On 12/4/2011 12:41 AM, Ted Dunning wrote:
Read the papers I referred to. They describe how to search fairly enormous
corpus with an 8GB in-memory index (and no disk cache at all).
They would seem to indicate moving away from Solr. While that would not
be entirely out of the question, I don't relish coming up with a whole
new system from scratch, one part of which will mean rewriting the build
system a third time.
I have 16 processor cores available for each index chain (two servers). If
I set aside one for the distributed search itself and one for the
incremental (that small 3.5 to 7 day shard), it sounds like my ideal
numShards from Solr's perspective is 14. I have some fear that my database
server will fall over under the load of 14 DB connections during a full
index rebuild, though. Do you have any other thoughts for me?
Off-line indexing from a flat-file dump? My guess is that you can dump to
disk from the db faster than you can index and a single dumping thread
might be faster than many.
What I envision when I read this is doing a single pass from the
database into a file, which is then split into a number of pieces, one
for each shard, then that gets imported simultaneously into a build core
for each shard. Is that what you were thinking?

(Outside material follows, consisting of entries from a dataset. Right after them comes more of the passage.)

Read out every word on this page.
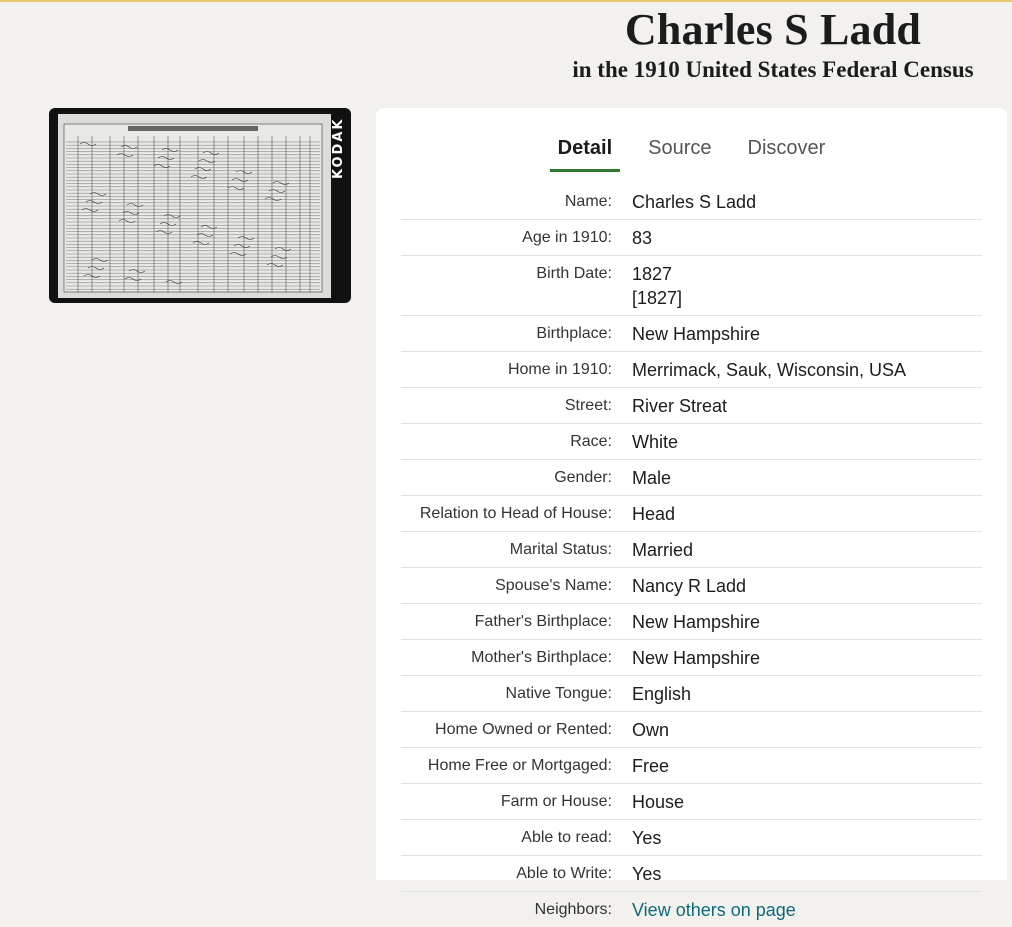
Charles S Ladd
in the 1910 United States Federal Census
KODAK	Detail	Source	Discover
Name: Charles S Ladd
Age in 1910: 83
Birth Date: 1827
[1827]
Birthplace: New Hampshire
Home in 1910: Merrimack, Sauk, Wisconsin, USA
Street: River Streat
Race: White
Gender: Male
Relation to Head of House: Head
Marital Status: Married
Spouse's Name: Nancy R Ladd
Father's Birthplace: New Hampshire
Mother's Birthplace: New Hampshire
Native Tongue: English
Home Owned or Rented: Own
Home Free or Mortgaged: Free
Farm or House: House
Able to read: Yes
Able to Write: Yes
Neighbors: View others on page
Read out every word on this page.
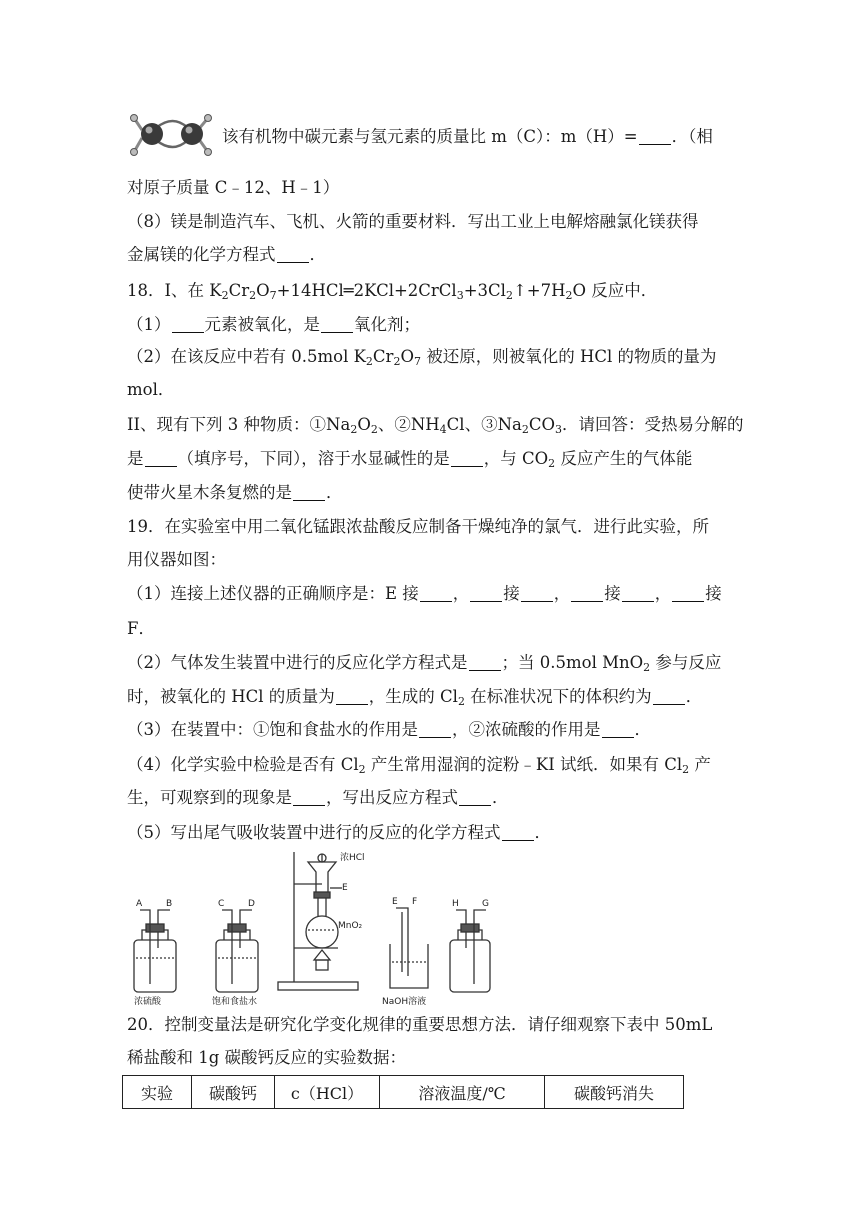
该有机物中碳元素与氢元素的质量比 m（C）：m（H）= ．（相
对原子质量 C﹣12、H﹣1）
（8）镁是制造汽车、飞机、火箭的重要材料．写出工业上电解熔融氯化镁获得
金属镁的化学方程式 ．
18．I、在 $K_2Cr_2O_7+14HCl═2KCl+2CrCl_3+3Cl_2↑+7H_2O$ 反应中．
（1） 元素被氧化，是 氧化剂；
（2）在该反应中若有 0.5mol $K_2Cr_2O_7$ 被还原，则被氧化的 HCl 的物质的量为
mol．
II、现有下列 3 种物质：$①Na_2O_2$、$②NH_4Cl$、$③Na_2CO_3$．请回答：受热易分解的
是 （填序号，下同），溶于水显碱性的是 ，与 $CO_2$ 反应产生的气体能
使带火星木条复燃的是 ．
19．在实验室中用二氧化锰跟浓盐酸反应制备干燥纯净的氯气．进行此实验，所
用仪器如图：
（1）连接上述仪器的正确顺序是：E 接 ， 接 ， 接 ， 接
F．
（2）气体发生装置中进行的反应化学方程式是 ；当 0.5mol MnO$_2$ 参与反应
时，被氧化的 HCl 的质量为 ，生成的 $Cl_2$ 在标准状况下的体积约为 ．
（3）在装置中：①饱和食盐水的作用是 ，②浓硫酸的作用是 ．
（4）化学实验中检验是否有 $Cl_2$ 产生常用湿润的淀粉﹣KI 试纸．如果有 $Cl_2$ 产
生，可观察到的现象是 ，写出反应方程式 ．
（5）写出尾气吸收装置中进行的反应的化学方程式 ．
A	B	C	D
浓HCl
E
MnO₂
E F	H	G
浓硫酸	饱和食盐水	NaOH溶液
20．控制变量法是研究化学变化规律的重要思想方法．请仔细观察下表中 50mL
稀盐酸和 1g 碳酸钙反应的实验数据：
实验	碳酸钙	c（HCl）	溶液温度/℃	碳酸钙消失
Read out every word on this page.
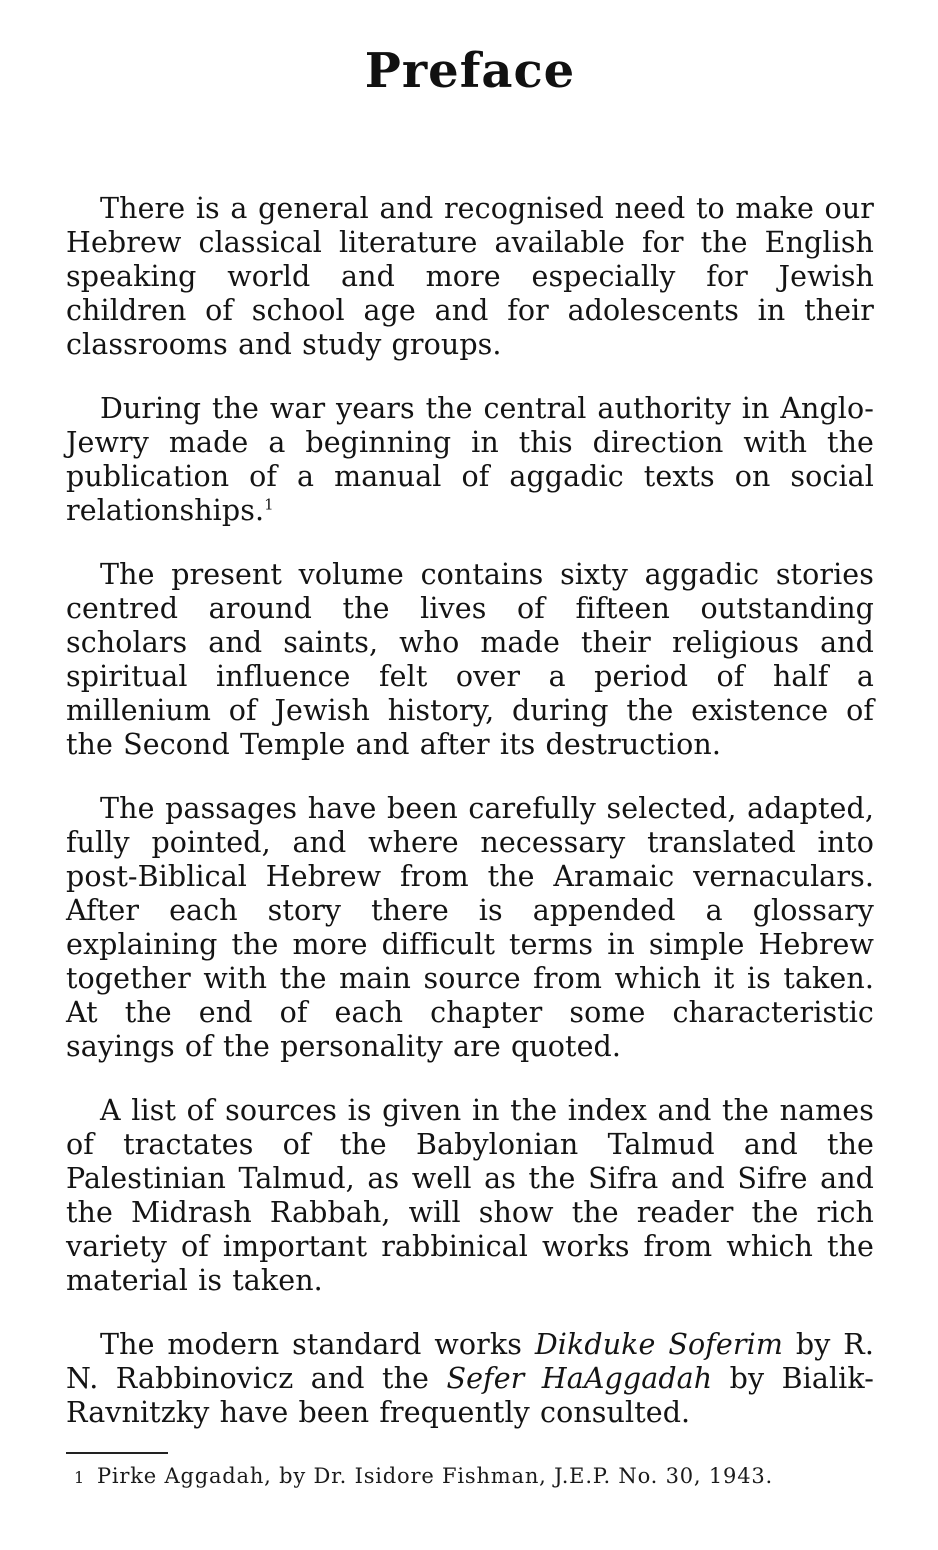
Preface

There is a general and recognised need to make our Hebrew classical literature available for the English speaking world and more especially for Jewish children of school age and for adolescents in their classrooms and study groups.

During the war years the central authority in Anglo-Jewry made a beginning in this direction with the publication of a manual of aggadic texts on social relationships.$^1$

The present volume contains sixty aggadic stories centred around the lives of fifteen outstanding scholars and saints, who made their religious and spiritual influence felt over a period of half a millenium of Jewish history, during the existence of the Second Temple and after its destruction.

The passages have been carefully selected, adapted, fully pointed, and where necessary translated into post-Biblical Hebrew from the Aramaic vernaculars. After each story there is appended a glossary explaining the more difficult terms in simple Hebrew together with the main source from which it is taken. At the end of each chapter some characteristic sayings of the personality are quoted.

A list of sources is given in the index and the names of tractates of the Babylonian Talmud and the Palestinian Talmud, as well as the Sifra and Sifre and the Midrash Rabbah, will show the reader the rich variety of important rabbinical works from which the material is taken.

The modern standard works Dikduke Soferim by R. N. Rabbinovicz and the Sefer HaAggadah by Bialik-Ravnitzky have been frequently consulted.

1 Pirke Aggadah, by Dr. Isidore Fishman, J.E.P. No. 30, 1943.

It looks like there is a way to have mysql output xml, would that be a
reasonable way to go about this? I know a little bit about handling XML
in Perl, but only by reading the entire file. I need a very speedy way
to read and write (split) large XML, preferably in Java.
mysql -u user -p -h dbhost db --quick --xml -e 'SELECT * FROM view' >
view.xml
When I ran this command, it took 64 minutes (about a third of the total
time using the data import handler) and produced an XML file
176632084KB, or 169GB in size, containing over 65 million documents.
This view only includes the fields necessary to build the Solr index,
all other fields are excluded. The total distributed index size is
about 60GB right now. I"ll be interested to see how long it takes to
split and import the XML.
Thanks,
Shawn